What happens when real-world tragedy intersects with movie violence?
There’s a wickedly potent joke in the fourth season of Bojack Horseman about a film featuring a graphically depicted public shooting. The release gets pushed back due to a similar shooting in the show’s ‘real world’, then delayed again when another shooting takes place right before the new premiere date, and so on and so forth into perpetuity. It’s a grim, absurd reflection on the frightful frequency with which unsuspecting citizens find themselves under fire on American soil.
Two such incidents took place within the span of 24 hours earlier this week, and the ripple effects of the dual tragedies have likewise complicated the existence of art hinging on violence. After a cumulative total of 34 people became casualties of shootings in Dayton, Ohio and El Paso, Texas, Universal suddenly found itself in a distressingly familiar quandary.
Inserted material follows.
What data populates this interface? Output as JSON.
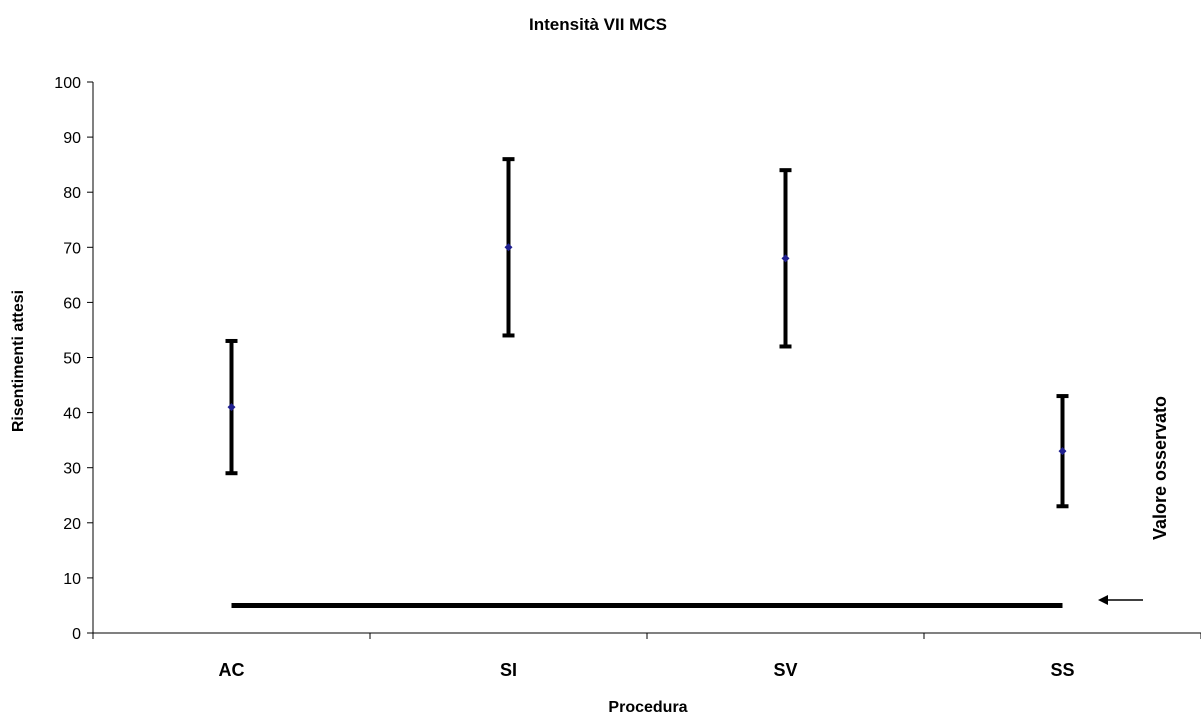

The upcoming horror film The Hunt had been slated for a rollout on 27 September. The plot updates a Most Dangerous Game-type scenario for an era of class conflict, as “elites” track and kill adult prey from middle America. The trailer features a not-insignificant amount of footage in which human beings shoot other human beings, an image the American public may not be so keen on seeing at this particular moment.
Now, The Independent reports that Universal has decided to pull all advertising for The Hunt in advance of its release date, which will not be delayed. The piece quotes a representative for Universal as citing “sensitivity” as their rationale for keeping the trailer off of TV and out of the Internet.
We can expect more and more stories like this – many of them with postponements, if not full cancellations – as long as America’s leaders continue to pin the blame on the strawman scourge of video games instead of enacting sensible firearm legislation. (As long as they’re not too busy commissioning grotesque YouTube videos showing off how much shooting survivors love them.) This cycle will continue until real life grows as terribly surreal as the cartoons lampooning it.